29 Juin 1996 · Fabienne Pascaud

Nantes sur le pont

Sous la gigantesque et lumineuse verrière 1900, une foule bigarrée de designers, stylistes, modistes et artisans d'art de tout poil vend, sur un immense plateau, ses meubles, ses robes, ses slips, ses lampes, ses bijoux et ses chapeaux. Plutôt chic, mode et cher. Mais pas question de faire croire ici qu'on fait du beau avec rien, qu'on peut brader les créations à n'importe quel prix. Elles valent ce que coûte le désir de chacun. Et ceux qui préféreraient parler ou boire peuvent toujours aller s'attabler aux bars rigolos qui jouxtent les boutiques de ce drôle de bazar. Ou alors monter manger des tapas et des salades au premier étage, sur ces grandes tables rondes conviviales, sous ces impressionnants ventilateurs blancs, dans cette moite ambiance de film sud-américain... De toute façon, de longues filles minces en short sexy, maquillées, pailletées et coiffées fluo, donnent en souriant d'aguichants conseils. Veut-on prendre cet escalier de fer et aller voir, en sous-sol ou sous les combles, un petit quart d'heure de théâtre, de danse, de musique, pour trente francs seulement ? Et même moins : si le public boude ces mini-spectacles, on baissera le droit d'entrée, vous savez... Pour qu'ils valent, une fois de plus, ce que chacun est prêt à y mettre. Le prix de son désir...

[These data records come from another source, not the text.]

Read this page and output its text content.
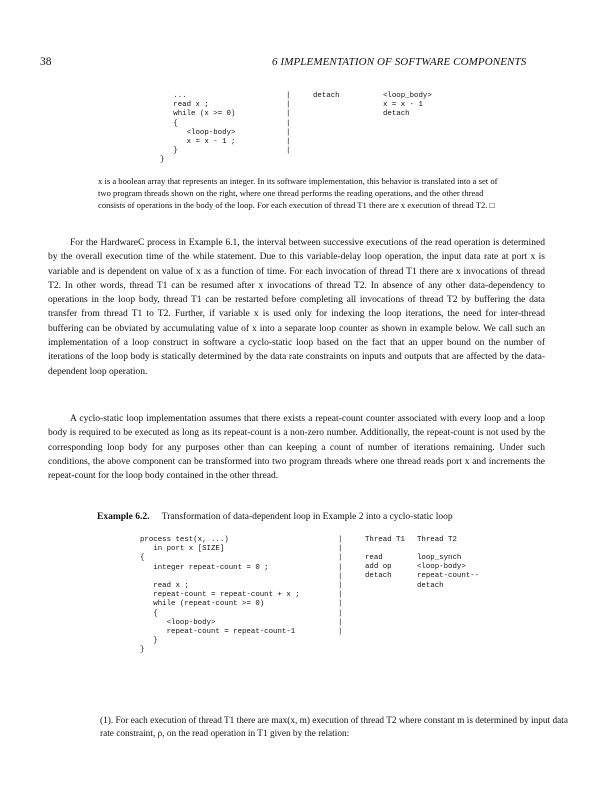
38	6 IMPLEMENTATION OF SOFTWARE COMPONENTS
...
read x ;
while (x >= 0)
{
<loop-body>
x = x - 1 ;
}
}
|
|
|
|
|
|
|
detach	<loop_body>
x = x - 1
detach
x is a boolean array that represents an integer. In its software implementation, this behavior is translated into a set of two program threads shown on the right, where one thread performs the reading operations, and the other thread consists of operations in the body of the loop. For each execution of thread T1 there are x execution of thread T2. □
For the HardwareC process in Example 6.1, the interval between successive executions of the read operation is determined by the overall execution time of the while statement. Due to this variable-delay loop operation, the input data rate at port x is variable and is dependent on value of x as a function of time. For each invocation of thread T1 there are x invocations of thread T2. In other words, thread T1 can be resumed after x invocations of thread T2. In absence of any other data-dependency to operations in the loop body, thread T1 can be restarted before completing all invocations of thread T2 by buffering the data transfer from thread T1 to T2. Further, if variable x is used only for indexing the loop iterations, the need for inter-thread buffering can be obviated by accumulating value of x into a separate loop counter as shown in example below. We call such an implementation of a loop construct in software a cyclo-static loop based on the fact that an upper bound on the number of iterations of the loop body is statically determined by the data rate constraints on inputs and outputs that are affected by the data-dependent loop operation.
A cyclo-static loop implementation assumes that there exists a repeat-count counter associated with every loop and a loop body is required to be executed as long as its repeat-count is a non-zero number. Additionally, the repeat-count is not used by the corresponding loop body for any purposes other than can keeping a count of number of iterations remaining. Under such conditions, the above component can be transformed into two program threads where one thread reads port x and increments the repeat-count for the loop body contained in the other thread.
Example 6.2. Transformation of data-dependent loop in Example 2 into a cyclo-static loop
process test(x, ...)
in port x [SIZE]
{
integer repeat-count = 0 ;

read x ;
repeat-count = repeat-count + x ;
while (repeat-count >= 0)
{
<loop-body>
repeat-count = repeat-count-1
}
}
|
|
|
|
|
|
|
|
|
|
|
Thread T1 Thread T2
read
add op
detach
loop_synch
<loop-body>
repeat-count--
detach
(1). For each execution of thread T1 there are max(x, m) execution of thread T2 where constant m is determined by input data rate constraint, ρ, on the read operation in T1 given by the relation:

Sacrilège ! Dans le vieil entrepôt nantais des usines LU, objets d'artisanat et créations artistiques subiraient la même loi du marché ! Fini le privilège de l'artiste enfermé dans sa tour d'ivoire, recevant sa subvention et ne se posant plus la moindre question sur l'intérêt social, économique et politique de son œuvre. Ici, dans le nouvel empire de Jean Blaise, insolent fondateur des Allumées de Nantes, voilà donc notre sacro-saint créateur contraint de prendre en compte les envies des spectateurs et de regarder vivre les autres autour de lui... Certains crieront au scandale. Par quelle dangereuse démagogie se pique-t-on de demander à un artiste de plaire au public ? Comment ose-t-on cantonner son projet esthétique dans les limites étroites d'un simple quart d'heure et avec moyens financiers limités ? De quel droit condamner le spectacle vivant à ces marchandages, à ces trafics ? Serait-ce parce qu'il y a de moins en moins d'argent à distribuer au ministère de la Culture, et qu'il va bien falloir apprendre à se débrouiller ? À quoi servirait en effet de se révolter en ces temps de crise où les enjeux artistiques ne sont plus la priorité de la communauté... Telles sont les questions dérangeantes que jette au visage Jean Blaise, via son marché-théâtre des usines LU. Cet allumeur-manipulateur a l'habitude des défis. De 1990 à 1994, n'a-t-il pas marié sa sage ville de Nantes aux ports du monde les plus excentriques ? Seul Fidel Castro a refusé de donner Cuba en noce. Les Allumées se sont éteintes en 1995. Alors vive Trafics !, puisque tel est le nom de son dernier festival-folie...

Cinq nuits de juin durant, on y aura bousculé les idées reçues, cherché à rapprocher l'art de la vie, et les artistes des artisans, des marchands, des badauds et... des autres artistes, leurs confrères, dont ils pouvaient aller regarder les quarts d'heure de spectacle. Vous savez, ces quarts d'heure qui seraient mis, justement, en concurrence avec les leurs... Loin de s'offusquer de ces pratiques teintées de libéralisme, lesdits artistes avaient l'air contents. Excités comme des gosses de se frotter à une réalité dont ils n'avaient plus l'habitude, excités de se rencontrer entre eux, et aussi, peut-être, de se livrer à de riches trafics d'influences esthétiques... Au sous-sol, dans un hallucinant décor de hammam, suintant de toutes les angoisses, de tous les cauchemars, la tribu de Serge Noyelle réinventait ce soir-là le purgatoire, déclamait de mystérieuses phrases codées. Des acteurs-passeurs aux allures d'esclaves égyptiens faisaient ensuite traverser à quelques spectateurs inquiets de grandes salles obscures peuplées de mannequins, d'oiseaux, jonchées de bouteilles vides, de corps nus, hantées par de méchants vieillards ricanants... Là-haut, sous les toits, un peu plus tard, Christiane Cohendy racontait, elle, d'insensés souvenirs de théâtre en dansant dans sa robe de tulle devant un grand écran... En quelques quarts d'heure, le spectateur-consommateur avait soudain retrouvé la fringale de spectacles, de bricolages merveilleux, d'intimité chaude et chaleureuse.